The low-interest deal with Ford represents the first time a carmaker has provided debt funding directly to an aspiring lithium miner. The $300m in cash will be provided at the bank bill swap rate plus a fixed margin of 1.5 per cent.

Ford’s debt funding completes the funding puzzle to develop Kathleen Valley, boosting the $463m raised by Liontown in December.

The debt funding comes with a binding offtake agreement between the two parties for Liontown to supply the US car maker with an average 150,000 tonnes of lithium concentrate a year for five years from the beginning of commercial production, expected in the second quarter of 2024.

It also highlights the growing scramble by automakers to secure the raw materials required to reach their aggressive EV production targets.

Car manufacturers are increasingly expected to make investments upstream in the battery supply chain to ensure the mines are built to provide battery ingredients needed for their vehicles.

The FID will spark the award of a series of contracts around engineering, procurement and construction management as well as power, freight and logistics, bulk earthworks and mining. The contract for the design and construction of the accommodation village has already been awarded to ADD Business Group.

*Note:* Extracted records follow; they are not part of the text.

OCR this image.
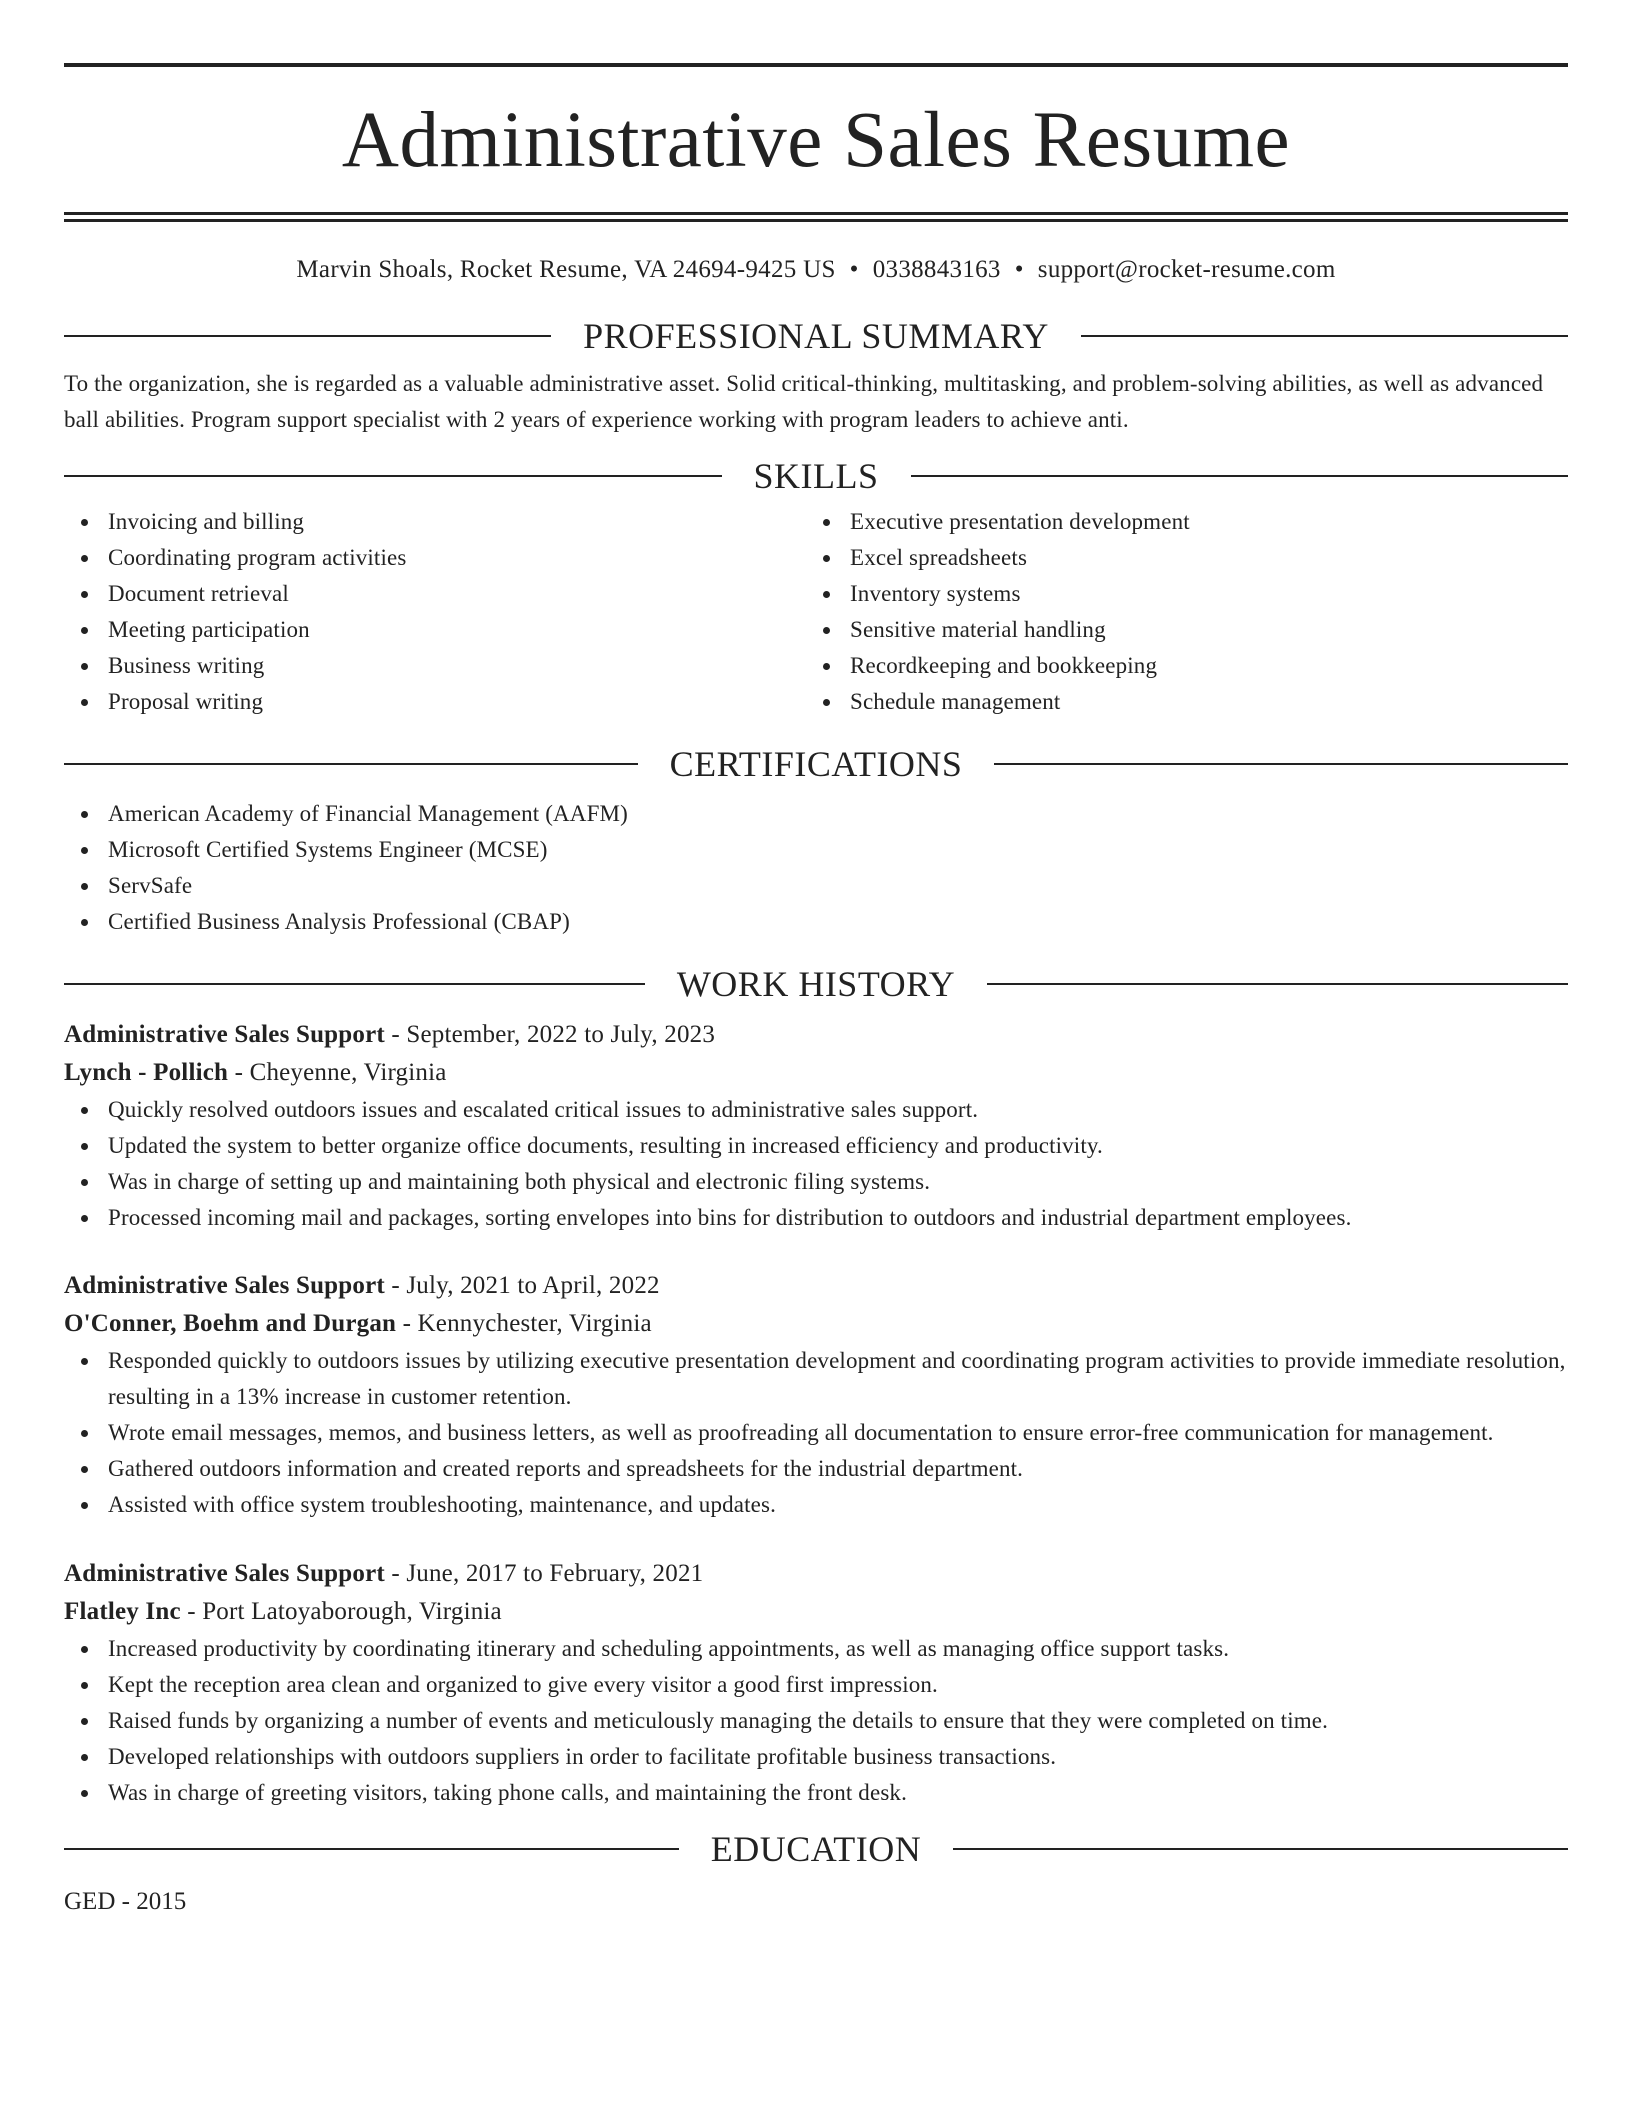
Administrative Sales Resume
Marvin Shoals, Rocket Resume, VA 24694-9425 US • 0338843163 • support@rocket-resume.com
PROFESSIONAL SUMMARY
To the organization, she is regarded as a valuable administrative asset. Solid critical-thinking, multitasking, and problem-solving abilities, as well as advanced ball abilities. Program support specialist with 2 years of experience working with program leaders to achieve anti.
SKILLS
Invoicing and billing
Coordinating program activities
Document retrieval
Meeting participation
Business writing
Proposal writing
Executive presentation development
Excel spreadsheets
Inventory systems
Sensitive material handling
Recordkeeping and bookkeeping
Schedule management
CERTIFICATIONS
American Academy of Financial Management (AAFM)
Microsoft Certified Systems Engineer (MCSE)
ServSafe
Certified Business Analysis Professional (CBAP)
WORK HISTORY
Administrative Sales Support - September, 2022 to July, 2023
Lynch - Pollich - Cheyenne, Virginia
Quickly resolved outdoors issues and escalated critical issues to administrative sales support.
Updated the system to better organize office documents, resulting in increased efficiency and productivity.
Was in charge of setting up and maintaining both physical and electronic filing systems.
Processed incoming mail and packages, sorting envelopes into bins for distribution to outdoors and industrial department employees.
Administrative Sales Support - July, 2021 to April, 2022
O'Conner, Boehm and Durgan - Kennychester, Virginia
Responded quickly to outdoors issues by utilizing executive presentation development and coordinating program activities to provide immediate resolution, resulting in a 13% increase in customer retention.
Wrote email messages, memos, and business letters, as well as proofreading all documentation to ensure error-free communication for management.
Gathered outdoors information and created reports and spreadsheets for the industrial department.
Assisted with office system troubleshooting, maintenance, and updates.
Administrative Sales Support - June, 2017 to February, 2021
Flatley Inc - Port Latoyaborough, Virginia
Increased productivity by coordinating itinerary and scheduling appointments, as well as managing office support tasks.
Kept the reception area clean and organized to give every visitor a good first impression.
Raised funds by organizing a number of events and meticulously managing the details to ensure that they were completed on time.
Developed relationships with outdoors suppliers in order to facilitate profitable business transactions.
Was in charge of greeting visitors, taking phone calls, and maintaining the front desk.
EDUCATION
GED - 2015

Ford joins US electric vehicle pioneer Tesla and South Korean industrial giant LG as foundational customers of Kathleen Valley, with 90 per cent of initial production from Kathleen Valley now under sales agreements.

Kathleen Valley is forecast to initially produce about 500,000t of spodumene concentrate, expanding to about 700,000tpa over a 23-year mine life.

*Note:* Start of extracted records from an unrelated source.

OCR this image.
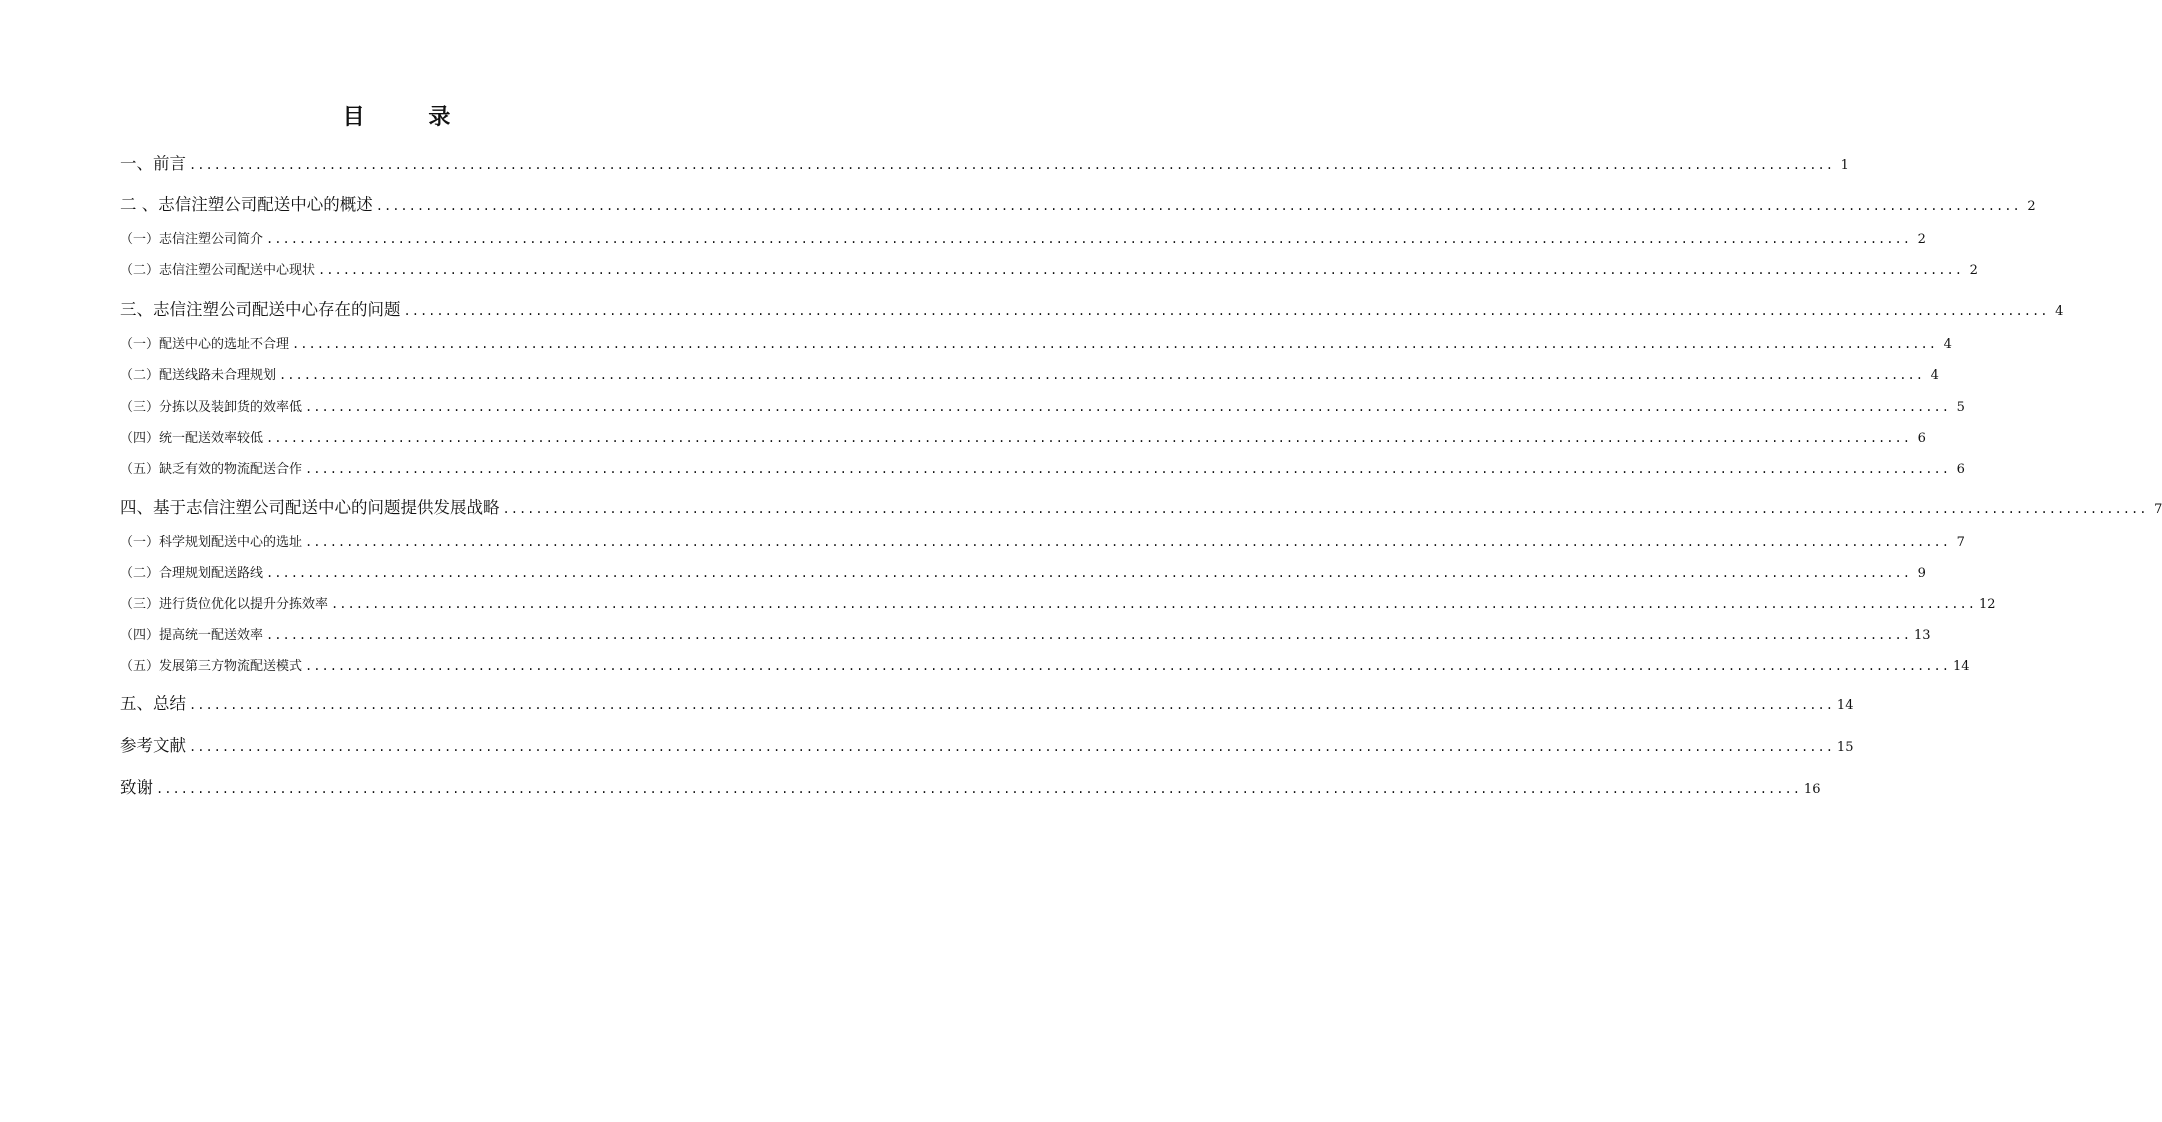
目 录
一、前言 ........................................................................................................................................................................................................ 1
二 、志信注塑公司配送中心的概述 ........................................................................................................................................................................................................ 2
（一）志信注塑公司简介 ........................................................................................................................................................................................................ 2
（二）志信注塑公司配送中心现状 ........................................................................................................................................................................................................ 2
三、志信注塑公司配送中心存在的问题 ........................................................................................................................................................................................................ 4
（一）配送中心的选址不合理 ........................................................................................................................................................................................................ 4
（二）配送线路未合理规划 ........................................................................................................................................................................................................ 4
（三）分拣以及装卸货的效率低 ........................................................................................................................................................................................................ 5
（四）统一配送效率较低 ........................................................................................................................................................................................................ 6
（五）缺乏有效的物流配送合作 ........................................................................................................................................................................................................ 6
四、基于志信注塑公司配送中心的问题提供发展战略 ........................................................................................................................................................................................................ 7
（一）科学规划配送中心的选址 ........................................................................................................................................................................................................ 7
（二）合理规划配送路线 ........................................................................................................................................................................................................ 9
（三）进行货位优化以提升分拣效率 ........................................................................................................................................................................................................ 12
（四）提高统一配送效率 ........................................................................................................................................................................................................ 13
（五）发展第三方物流配送模式 ........................................................................................................................................................................................................ 14
五、总结 ........................................................................................................................................................................................................ 14
参考文献 ........................................................................................................................................................................................................ 15
致谢 ........................................................................................................................................................................................................ 16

Liontown managing director Tony Ottaviano said the company’s disciplined approach to its offtake strategy had enabled it to build a customer base of Tier-1, globally significant customers in the EV battery supply chain, validating Kathleen Valley’s status as a globally relevant lithium asset.

“On the back of securing our third foundational offtaker and favourable debt financing arrangements, the board has moved swiftly and decisively to make a FID, underscoring Liontown’s collective determination to deliver Kathleen Valley as quickly as possible,” he said.

The FID comes despite ongoing concerns about building big projects in light of WA’s tight labour market and inflationary cost environment. On Monday, Evolution shelved a proposed expansion of the mill at its Mungari gold operations near Kalgoorlie citing the risks of rising costs.

Ford’s vice-president of EV industrialisation, Lisa Drake, said the automaker continued to push more deeply into the battery supply chain to meet its goal of delivering more than two million EVs annually for customers by 2026.

“This is one of several agreements we’re working on to help us secure raw materials to support our plan to deliver EVs for customers around the world and meet our environmental, social and governance commitments,” she said.